En la Revista Senda de Enero-2010, publican un nuevo trabajo de nuestros colaboradores, explicando el gran poder que la Seguridad Social supone al prejubilado, que es capaz de someter a su empresa y al Banco de España cuando decide, solo por su libre voluntad, forzar a que le confeccionen un Plan para su Prejubilación. Y llevan más de 10 años consiguiéndolo, tanto él como miles de compañeros.
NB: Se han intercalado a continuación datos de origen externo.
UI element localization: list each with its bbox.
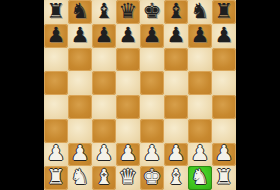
square-d1[interactable]: ♛	[116, 166, 140, 190]
square-d2[interactable]: ♟	[116, 143, 140, 167]
square-a1[interactable]: ♜	[44, 166, 68, 190]
black-knight-icon[interactable]: ♞	[191, 1, 210, 23]
square-g5[interactable]	[188, 71, 212, 95]
white-rook-icon[interactable]: ♜	[215, 167, 234, 189]
square-c7[interactable]: ♟	[92, 24, 116, 48]
square-h2[interactable]: ♟	[212, 143, 236, 167]
white-pawn-icon[interactable]: ♟	[215, 143, 234, 165]
square-d8[interactable]: ♛	[116, 0, 140, 24]
square-c5[interactable]	[92, 71, 116, 95]
white-bishop-icon[interactable]: ♝	[167, 167, 186, 189]
square-c4[interactable]	[92, 95, 116, 119]
square-b6[interactable]	[68, 48, 92, 72]
square-f4[interactable]	[164, 95, 188, 119]
square-d3[interactable]	[116, 119, 140, 143]
white-rook-icon[interactable]: ♜	[47, 167, 66, 189]
square-c8[interactable]: ♝	[92, 0, 116, 24]
square-a6[interactable]	[44, 48, 68, 72]
square-e2[interactable]: ♟	[140, 143, 164, 167]
square-b3[interactable]	[68, 119, 92, 143]
square-a8[interactable]: ♜	[44, 0, 68, 24]
black-pawn-icon[interactable]: ♟	[95, 25, 114, 47]
square-e6[interactable]	[140, 48, 164, 72]
square-h3[interactable]	[212, 119, 236, 143]
square-h5[interactable]	[212, 71, 236, 95]
square-h4[interactable]	[212, 95, 236, 119]
square-d5[interactable]	[116, 71, 140, 95]
square-a4[interactable]	[44, 95, 68, 119]
white-bishop-icon[interactable]: ♝	[95, 167, 114, 189]
square-e4[interactable]	[140, 95, 164, 119]
square-e5[interactable]	[140, 71, 164, 95]
square-d4[interactable]	[116, 95, 140, 119]
white-pawn-icon[interactable]: ♟	[167, 143, 186, 165]
black-pawn-icon[interactable]: ♟	[191, 25, 210, 47]
square-h7[interactable]: ♟	[212, 24, 236, 48]
square-f5[interactable]	[164, 71, 188, 95]
white-pawn-icon[interactable]: ♟	[191, 143, 210, 165]
black-pawn-icon[interactable]: ♟	[143, 25, 162, 47]
square-f1[interactable]: ♝	[164, 166, 188, 190]
black-bishop-icon[interactable]: ♝	[95, 1, 114, 23]
square-e1[interactable]: ♚	[140, 166, 164, 190]
square-f8[interactable]: ♝	[164, 0, 188, 24]
black-pawn-icon[interactable]: ♟	[215, 25, 234, 47]
square-a3[interactable]	[44, 119, 68, 143]
square-c6[interactable]	[92, 48, 116, 72]
square-h1[interactable]: ♜	[212, 166, 236, 190]
black-pawn-icon[interactable]: ♟	[47, 25, 66, 47]
square-g2[interactable]: ♟	[188, 143, 212, 167]
game-window: ♜♞♝♛♚♝♞♜♟♟♟♟♟♟♟♟♟♟♟♟♟♟♟♟♜♞♝♛♚♝♞♜	[0, 0, 280, 190]
white-pawn-icon[interactable]: ♟	[143, 143, 162, 165]
square-c2[interactable]: ♟	[92, 143, 116, 167]
square-h6[interactable]	[212, 48, 236, 72]
square-d6[interactable]	[116, 48, 140, 72]
square-g3[interactable]	[188, 119, 212, 143]
square-e8[interactable]: ♚	[140, 0, 164, 24]
square-b4[interactable]	[68, 95, 92, 119]
square-b7[interactable]: ♟	[68, 24, 92, 48]
white-pawn-icon[interactable]: ♟	[119, 143, 138, 165]
square-f3[interactable]	[164, 119, 188, 143]
square-c1[interactable]: ♝	[92, 166, 116, 190]
black-pawn-icon[interactable]: ♟	[71, 25, 90, 47]
black-knight-icon[interactable]: ♞	[71, 1, 90, 23]
square-f7[interactable]: ♟	[164, 24, 188, 48]
square-a7[interactable]: ♟	[44, 24, 68, 48]
black-bishop-icon[interactable]: ♝	[167, 1, 186, 23]
square-a2[interactable]: ♟	[44, 143, 68, 167]
black-rook-icon[interactable]: ♜	[215, 1, 234, 23]
square-e3[interactable]	[140, 119, 164, 143]
black-king-icon[interactable]: ♚	[143, 1, 162, 23]
square-g6[interactable]	[188, 48, 212, 72]
square-g4[interactable]	[188, 95, 212, 119]
chess-board: ♜♞♝♛♚♝♞♜♟♟♟♟♟♟♟♟♟♟♟♟♟♟♟♟♜♞♝♛♚♝♞♜	[44, 0, 236, 190]
square-b1[interactable]: ♞	[68, 166, 92, 190]
square-f6[interactable]	[164, 48, 188, 72]
white-queen-icon[interactable]: ♛	[119, 167, 138, 189]
black-queen-icon[interactable]: ♛	[119, 1, 138, 23]
white-king-icon[interactable]: ♚	[143, 167, 162, 189]
square-g8[interactable]: ♞	[188, 0, 212, 24]
square-a5[interactable]	[44, 71, 68, 95]
square-e7[interactable]: ♟	[140, 24, 164, 48]
square-c3[interactable]	[92, 119, 116, 143]
square-f2[interactable]: ♟	[164, 143, 188, 167]
square-d7[interactable]: ♟	[116, 24, 140, 48]
square-h8[interactable]: ♜	[212, 0, 236, 24]
square-g7[interactable]: ♟	[188, 24, 212, 48]
square-b5[interactable]	[68, 71, 92, 95]
white-knight-icon[interactable]: ♞	[71, 167, 90, 189]
white-pawn-icon[interactable]: ♟	[71, 143, 90, 165]
square-b2[interactable]: ♟	[68, 143, 92, 167]
square-g1[interactable]: ♞	[188, 166, 212, 190]
black-pawn-icon[interactable]: ♟	[119, 25, 138, 47]
black-rook-icon[interactable]: ♜	[47, 1, 66, 23]
white-knight-icon[interactable]: ♞	[191, 167, 210, 189]
black-pawn-icon[interactable]: ♟	[167, 25, 186, 47]
square-b8[interactable]: ♞	[68, 0, 92, 24]
white-pawn-icon[interactable]: ♟	[47, 143, 66, 165]
white-pawn-icon[interactable]: ♟	[95, 143, 114, 165]
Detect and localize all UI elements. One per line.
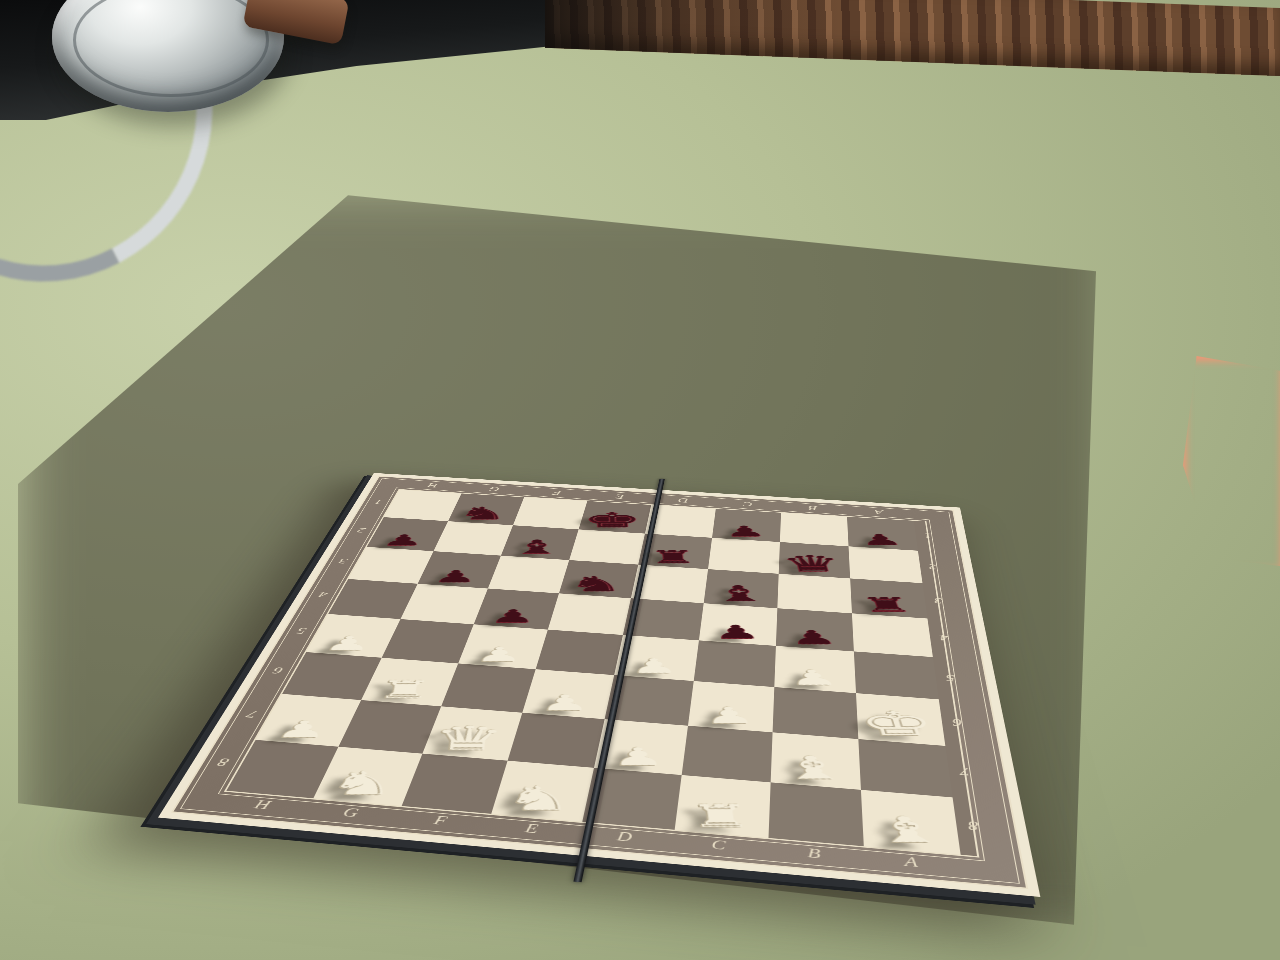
- square-b5: ♟: [774, 646, 856, 693]
- file-label-bottom-E: E: [515, 819, 548, 837]
- file-label-bottom-G: G: [333, 804, 368, 822]
- rank-label-left-3: 3: [330, 556, 357, 566]
- square-f3: [488, 556, 569, 594]
- red-cardboard-box: [1183, 356, 1280, 566]
- square-c1: ♟: [712, 509, 781, 542]
- file-label-top-E: E: [608, 492, 630, 501]
- black-pawn-a1: ♟: [857, 533, 903, 547]
- white-pawn-e6: ♟: [539, 693, 589, 714]
- square-c3: ♝: [704, 569, 779, 608]
- file-label-bottom-A: A: [895, 852, 927, 872]
- board-frame: ♞♚♟♟♟♝♜♛♟♞♝♜♟♟♟♟♟♟♟♜♟♟♚♟♛♟♝♞♞♜♝ HGFEDCBA…: [171, 476, 1028, 889]
- square-a8: ♝: [861, 790, 961, 855]
- square-a2: [849, 546, 923, 583]
- file-label-bottom-B: B: [799, 844, 830, 863]
- black-pawn-h2: ♟: [381, 533, 425, 547]
- square-c6: ♟: [688, 681, 774, 732]
- square-b2: ♛: [779, 542, 850, 578]
- white-pawn-d7: ♟: [611, 745, 665, 768]
- white-king-a6: ♚: [855, 708, 940, 740]
- rank-label-right-2: 2: [921, 562, 945, 572]
- rank-label-right-7: 7: [950, 763, 981, 779]
- chessboard-grid: ♞♚♟♟♟♝♜♛♟♞♝♜♟♟♟♟♟♟♟♜♟♟♚♟♛♟♝♞♞♜♝: [224, 489, 979, 858]
- rank-label-left-5: 5: [287, 625, 316, 637]
- square-c7: [682, 726, 773, 783]
- square-a5: [854, 651, 939, 699]
- square-a7: [858, 739, 952, 797]
- square-f8: [402, 754, 508, 814]
- rank-label-right-4: 4: [931, 631, 957, 643]
- square-e6: ♟: [522, 669, 614, 719]
- black-knight-e3: ♞: [569, 574, 624, 594]
- black-rook-a3: ♜: [858, 595, 915, 614]
- black-king-e1: ♚: [583, 510, 642, 530]
- square-b1: [780, 513, 849, 547]
- square-e5: [536, 630, 623, 675]
- rank-label-right-8: 8: [957, 816, 989, 834]
- file-label-bottom-C: C: [703, 835, 734, 854]
- black-pawn-b4: ♟: [787, 629, 838, 647]
- square-f2: ♝: [501, 525, 579, 560]
- square-b8: [768, 782, 863, 846]
- file-label-top-B: B: [802, 504, 823, 513]
- file-label-bottom-H: H: [244, 796, 280, 813]
- photo-of-chessboard-on-table: { "game": "chess", "position": { "fen": …: [0, 0, 1280, 960]
- rank-label-left-7: 7: [236, 707, 269, 722]
- file-label-bottom-F: F: [424, 811, 458, 829]
- file-label-top-A: A: [868, 508, 890, 517]
- square-b7: ♝: [771, 732, 861, 789]
- white-rook-g6: ♜: [375, 678, 434, 701]
- black-bishop-c3: ♝: [710, 583, 769, 603]
- black-queen-b2: ♛: [779, 553, 845, 574]
- rank-label-right-1: 1: [917, 531, 940, 541]
- black-bishop-f2: ♝: [510, 538, 562, 556]
- square-c2: [708, 538, 780, 574]
- white-pawn-h5: ♟: [322, 634, 373, 652]
- square-e3: ♞: [559, 560, 638, 598]
- white-bishop-a8: ♝: [867, 813, 948, 847]
- file-label-top-H: H: [421, 481, 444, 489]
- wood-slat-strip: [545, 0, 1280, 76]
- black-pawn-c4: ♟: [712, 623, 761, 641]
- rank-label-left-4: 4: [309, 589, 337, 600]
- square-c4: ♟: [699, 603, 777, 646]
- white-knight-e8: ♞: [503, 783, 572, 815]
- rank-label-left-6: 6: [263, 664, 294, 677]
- square-g3: ♟: [418, 551, 501, 588]
- rank-label-right-3: 3: [926, 595, 951, 606]
- file-label-top-C: C: [737, 500, 758, 509]
- white-bishop-b7: ♝: [776, 753, 849, 783]
- square-f7: ♛: [422, 706, 522, 760]
- black-pawn-f4: ♟: [489, 608, 535, 625]
- square-e7: [508, 713, 605, 768]
- white-pawn-b5: ♟: [786, 668, 839, 688]
- square-e1: ♚: [579, 501, 652, 534]
- square-c8: ♜: [675, 775, 771, 838]
- rank-label-left-1: 1: [366, 497, 390, 506]
- square-f5: ♟: [458, 624, 548, 669]
- black-pawn-c1: ♟: [723, 524, 766, 538]
- white-pawn-h7: ♟: [273, 719, 330, 741]
- white-knight-g8: ♞: [325, 768, 399, 799]
- file-label-top-G: G: [483, 485, 506, 493]
- square-b6: [773, 687, 859, 739]
- square-f1: [513, 497, 587, 529]
- square-b3: [777, 574, 852, 614]
- black-pawn-g3: ♟: [432, 569, 477, 584]
- square-a4: [852, 613, 933, 657]
- rank-label-left-2: 2: [349, 525, 374, 534]
- rank-label-left-8: 8: [206, 754, 241, 770]
- white-pawn-c6: ♟: [702, 705, 756, 726]
- white-pawn-f5: ♟: [474, 645, 523, 664]
- file-label-top-D: D: [672, 496, 694, 505]
- square-c5: [694, 640, 776, 687]
- square-g2: [433, 521, 512, 555]
- square-f6: [441, 663, 536, 712]
- square-e4: [548, 593, 631, 635]
- square-b4: ♟: [776, 608, 854, 651]
- black-rook-d2: ♜: [648, 548, 697, 565]
- white-rook-c8: ♜: [687, 801, 754, 830]
- file-label-bottom-D: D: [608, 827, 640, 846]
- square-f4: ♟: [474, 589, 559, 630]
- file-label-top-F: F: [545, 489, 567, 497]
- rank-label-right-5: 5: [937, 671, 965, 684]
- white-queen-f7: ♛: [430, 723, 506, 754]
- white-pawn-d5: ♟: [629, 657, 678, 676]
- rank-label-right-6: 6: [943, 715, 972, 730]
- black-knight-g1: ♞: [457, 505, 508, 521]
- square-a3: ♜: [850, 578, 927, 618]
- square-e2: [569, 529, 645, 564]
- square-e8: ♞: [491, 761, 594, 822]
- square-g1: ♞: [448, 493, 524, 525]
- square-a1: ♟: [847, 517, 918, 551]
- square-a6: ♚: [856, 693, 945, 746]
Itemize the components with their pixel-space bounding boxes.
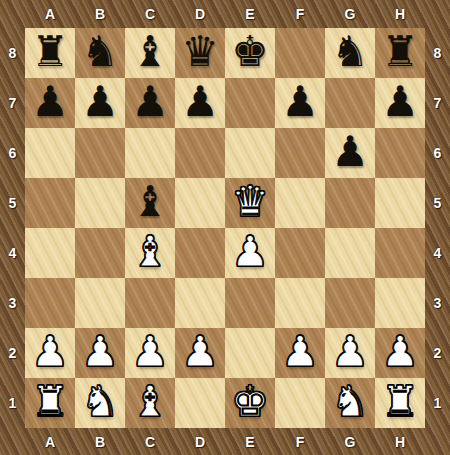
rank-label-7: 7 bbox=[0, 78, 25, 128]
file-label-f: F bbox=[275, 0, 325, 28]
chessboard[interactable]: ♜♞♝♛♚♞♜♟♟♟♟♟♟♟♝♛♝♟♟♟♟♟♟♟♟♜♞♝♚♞♜ bbox=[25, 28, 425, 428]
square-c1[interactable]: ♝ bbox=[125, 378, 175, 428]
rank-label-8: 8 bbox=[0, 28, 25, 78]
white-pawn-icon[interactable]: ♟ bbox=[175, 328, 225, 378]
rank-label-2: 2 bbox=[425, 328, 450, 378]
square-g7[interactable] bbox=[325, 78, 375, 128]
square-g3[interactable] bbox=[325, 278, 375, 328]
square-h5[interactable] bbox=[375, 178, 425, 228]
square-a1[interactable]: ♜ bbox=[25, 378, 75, 428]
white-pawn-icon[interactable]: ♟ bbox=[25, 328, 75, 378]
white-pawn-icon[interactable]: ♟ bbox=[225, 228, 275, 278]
rank-label-7: 7 bbox=[425, 78, 450, 128]
file-label-e: E bbox=[225, 428, 275, 455]
white-bishop-icon[interactable]: ♝ bbox=[125, 228, 175, 278]
file-label-c: C bbox=[125, 428, 175, 455]
square-d7[interactable]: ♟ bbox=[175, 78, 225, 128]
square-f1[interactable] bbox=[275, 378, 325, 428]
square-h6[interactable] bbox=[375, 128, 425, 178]
square-f2[interactable]: ♟ bbox=[275, 328, 325, 378]
square-d8[interactable]: ♛ bbox=[175, 28, 225, 78]
white-queen-icon[interactable]: ♛ bbox=[225, 178, 275, 228]
square-b5[interactable] bbox=[75, 178, 125, 228]
rank-label-6: 6 bbox=[425, 128, 450, 178]
black-knight-icon[interactable]: ♞ bbox=[75, 28, 125, 78]
rank-labels-left: 87654321 bbox=[0, 28, 25, 428]
file-label-d: D bbox=[175, 0, 225, 28]
white-knight-icon[interactable]: ♞ bbox=[75, 378, 125, 428]
black-bishop-icon[interactable]: ♝ bbox=[125, 28, 175, 78]
rank-label-4: 4 bbox=[425, 228, 450, 278]
file-label-d: D bbox=[175, 428, 225, 455]
square-b3[interactable] bbox=[75, 278, 125, 328]
rank-label-4: 4 bbox=[0, 228, 25, 278]
black-pawn-icon[interactable]: ♟ bbox=[125, 78, 175, 128]
black-pawn-icon[interactable]: ♟ bbox=[175, 78, 225, 128]
square-e1[interactable]: ♚ bbox=[225, 378, 275, 428]
square-b1[interactable]: ♞ bbox=[75, 378, 125, 428]
chessboard-frame: ABCDEFGH 87654321 ♜♞♝♛♚♞♜♟♟♟♟♟♟♟♝♛♝♟♟♟♟♟… bbox=[0, 0, 450, 455]
square-h2[interactable]: ♟ bbox=[375, 328, 425, 378]
square-c7[interactable]: ♟ bbox=[125, 78, 175, 128]
file-label-c: C bbox=[125, 0, 175, 28]
square-d4[interactable] bbox=[175, 228, 225, 278]
square-g5[interactable] bbox=[325, 178, 375, 228]
square-d3[interactable] bbox=[175, 278, 225, 328]
square-e6[interactable] bbox=[225, 128, 275, 178]
square-g1[interactable]: ♞ bbox=[325, 378, 375, 428]
square-h3[interactable] bbox=[375, 278, 425, 328]
square-f8[interactable] bbox=[275, 28, 325, 78]
black-pawn-icon[interactable]: ♟ bbox=[325, 128, 375, 178]
black-king-icon[interactable]: ♚ bbox=[225, 28, 275, 78]
square-b6[interactable] bbox=[75, 128, 125, 178]
square-c4[interactable]: ♝ bbox=[125, 228, 175, 278]
white-rook-icon[interactable]: ♜ bbox=[25, 378, 75, 428]
square-b7[interactable]: ♟ bbox=[75, 78, 125, 128]
white-pawn-icon[interactable]: ♟ bbox=[375, 328, 425, 378]
square-e8[interactable]: ♚ bbox=[225, 28, 275, 78]
square-f5[interactable] bbox=[275, 178, 325, 228]
square-h8[interactable]: ♜ bbox=[375, 28, 425, 78]
square-e5[interactable]: ♛ bbox=[225, 178, 275, 228]
rank-label-1: 1 bbox=[0, 378, 25, 428]
square-h4[interactable] bbox=[375, 228, 425, 278]
file-labels-top: ABCDEFGH bbox=[25, 0, 425, 28]
black-rook-icon[interactable]: ♜ bbox=[25, 28, 75, 78]
square-h1[interactable]: ♜ bbox=[375, 378, 425, 428]
file-label-g: G bbox=[325, 428, 375, 455]
file-label-a: A bbox=[25, 428, 75, 455]
square-b8[interactable]: ♞ bbox=[75, 28, 125, 78]
square-b2[interactable]: ♟ bbox=[75, 328, 125, 378]
square-f4[interactable] bbox=[275, 228, 325, 278]
white-pawn-icon[interactable]: ♟ bbox=[275, 328, 325, 378]
rank-label-5: 5 bbox=[425, 178, 450, 228]
square-a6[interactable] bbox=[25, 128, 75, 178]
rank-label-5: 5 bbox=[0, 178, 25, 228]
square-d1[interactable] bbox=[175, 378, 225, 428]
square-f7[interactable]: ♟ bbox=[275, 78, 325, 128]
square-e7[interactable] bbox=[225, 78, 275, 128]
square-c5[interactable]: ♝ bbox=[125, 178, 175, 228]
square-d6[interactable] bbox=[175, 128, 225, 178]
white-pawn-icon[interactable]: ♟ bbox=[325, 328, 375, 378]
square-a3[interactable] bbox=[25, 278, 75, 328]
rank-label-1: 1 bbox=[425, 378, 450, 428]
file-label-a: A bbox=[25, 0, 75, 28]
rank-label-6: 6 bbox=[0, 128, 25, 178]
square-c8[interactable]: ♝ bbox=[125, 28, 175, 78]
square-e2[interactable] bbox=[225, 328, 275, 378]
square-e3[interactable] bbox=[225, 278, 275, 328]
square-a4[interactable] bbox=[25, 228, 75, 278]
rank-label-8: 8 bbox=[425, 28, 450, 78]
square-a7[interactable]: ♟ bbox=[25, 78, 75, 128]
file-label-h: H bbox=[375, 428, 425, 455]
file-label-g: G bbox=[325, 0, 375, 28]
file-label-b: B bbox=[75, 0, 125, 28]
square-g2[interactable]: ♟ bbox=[325, 328, 375, 378]
white-pawn-icon[interactable]: ♟ bbox=[75, 328, 125, 378]
square-f6[interactable] bbox=[275, 128, 325, 178]
square-a8[interactable]: ♜ bbox=[25, 28, 75, 78]
white-knight-icon[interactable]: ♞ bbox=[325, 378, 375, 428]
square-d5[interactable] bbox=[175, 178, 225, 228]
rank-label-3: 3 bbox=[0, 278, 25, 328]
square-g6[interactable]: ♟ bbox=[325, 128, 375, 178]
white-king-icon[interactable]: ♚ bbox=[225, 378, 275, 428]
white-rook-icon[interactable]: ♜ bbox=[375, 378, 425, 428]
black-pawn-icon[interactable]: ♟ bbox=[275, 78, 325, 128]
rank-labels-right: 87654321 bbox=[425, 28, 450, 428]
file-label-e: E bbox=[225, 0, 275, 28]
square-d2[interactable]: ♟ bbox=[175, 328, 225, 378]
black-pawn-icon[interactable]: ♟ bbox=[75, 78, 125, 128]
file-label-f: F bbox=[275, 428, 325, 455]
black-rook-icon[interactable]: ♜ bbox=[375, 28, 425, 78]
square-g4[interactable] bbox=[325, 228, 375, 278]
square-c6[interactable] bbox=[125, 128, 175, 178]
black-pawn-icon[interactable]: ♟ bbox=[375, 78, 425, 128]
square-c2[interactable]: ♟ bbox=[125, 328, 175, 378]
square-f3[interactable] bbox=[275, 278, 325, 328]
square-c3[interactable] bbox=[125, 278, 175, 328]
black-bishop-icon[interactable]: ♝ bbox=[125, 178, 175, 228]
square-h7[interactable]: ♟ bbox=[375, 78, 425, 128]
white-bishop-icon[interactable]: ♝ bbox=[125, 378, 175, 428]
black-pawn-icon[interactable]: ♟ bbox=[25, 78, 75, 128]
file-label-h: H bbox=[375, 0, 425, 28]
black-queen-icon[interactable]: ♛ bbox=[175, 28, 225, 78]
black-knight-icon[interactable]: ♞ bbox=[325, 28, 375, 78]
file-label-b: B bbox=[75, 428, 125, 455]
square-e4[interactable]: ♟ bbox=[225, 228, 275, 278]
square-a5[interactable] bbox=[25, 178, 75, 228]
rank-label-3: 3 bbox=[425, 278, 450, 328]
white-pawn-icon[interactable]: ♟ bbox=[125, 328, 175, 378]
file-labels-bottom: ABCDEFGH bbox=[25, 428, 425, 455]
square-a2[interactable]: ♟ bbox=[25, 328, 75, 378]
rank-label-2: 2 bbox=[0, 328, 25, 378]
square-g8[interactable]: ♞ bbox=[325, 28, 375, 78]
square-b4[interactable] bbox=[75, 228, 125, 278]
¿Tienen tanto poder los Prejubilados, como supone la Seguridad Social?

 

      El titular es llamativo: "el poder de los prejubilados". Pero no está fuera de lugar... del todo, porque examinando el trato que recibe desde la Seguridad Social, cuando accede a la jubilación anticipada después de cotizar en Convenio Especial durante varios años de prejubilación, casi parece verdad. Al menos así los tratan, como Supermanes, al rebajarles la pensión en un 40%, aplicable al ficticio  "cese voluntario", en lugar del 30% que correspondería si fueran reconocido el real "cese involuntario".

 

      Bromas aparte, por si alguno se lo cree todo: el prejubilado es cesado por su empresa, que considera más ¿beneficioso? pagar 40.000 euros al año para que su ex-empleado no haga nada, contratando a otro para su puesto o amortizando al que mandó para casa. Tratamos con este artículo dejar en evidencia la contradicción entre lo supuesto y la realidad: la empresa decide todo, el Banco de España autoriza a la empresa (no al empleado), y el empleado se ve abocado a aceptar las condiciones del Contrato de Prejubilación. Pero nada ocurre por la libre voluntad del trabajador.

 

      En el artículo de la revista Senda, de Enero 2010, se hace hincapié sobre las contradicciones que presenta la calificación de "cese voluntario", o "por su libre voluntad", que dice la Ley, cuando se revisa con un mínimo de critério lógico cada uno de los apartados. ¡Es imposible que la Seguridad Social defienda el absurdo que se presenta!. ¿Quien se puede creer semejante disparate? ¡El trabajador sometiendo a la empresa!. Vamos, anda.

 

      Y sin embargo es verdad. Al menos en sus consecuencias. La Seguridad Social estima que los trabajadores prejubilados son los que deciden todo, sin ningún condicionante ni presión, solo por su libre voluntad. Y como tales causantes de todo, deben ser castigados con la penalización máxima.

 

      De nada vale que se le diga que el trabajador nunca ha expresado su deseo de cesar en el trabajo, ni mucho menos ha decidido suprimir la tarea que está realizando. Y no digamos nada de que tenga capacidad para obligar a su empresa a que gaste 40.000 euros al año, pagándole parte de su nómina y la cotización a la Seguridad Social por no hacer nada durante los años de prejubilación.

 

      Y el colmo del disparate se produce en la Banca. La Seguridad Social estima que el trabajador tiene poder para coaccionar al Banco de España, que dicta la normativa contable para las Entidades Financieras, obligándole a crear unas normas específicas para que los Bancos, que tienen que pagar decenas de miles de millones de pesetas para cumplir los supuestos "caprichos de prejubilación" de sus trabajadores, puedan contabilizar estos importes contra Reservas.

 

      No les adelantamos más. Como pregonan en el Circo, ¡Pasen y vean!. Y si alguno de los lectores tiene duda sobre la realidad de las afirmaciones, solo tiene que asomarse a cualquier Memoria anual de un Banco y leer el Informe de los Auditores de Cuentas, donde se informa de las contabilizaciones realizadas. Por cierto, sin ninguna referencia a la intervención de la "libre voluntad" de los empleados.

 

      Estimamos oportuno utilizar un contenido algo festivo para presentar este trabajo, porque en realidad, analizando con algo de atención cada uno de los apartados de nuestro colaborador, es para que le caiga la cara de vergüenza a más de uno, desde el Ministro de Trabajo, Sr. Corbacho, pasando por el Secretario de Estado, Sr. Granado y resto de Directivos del equipo. Son nuestros empleados, les pagamos un buen sueldo, pero en estas cosas... no se lucen, precisamente.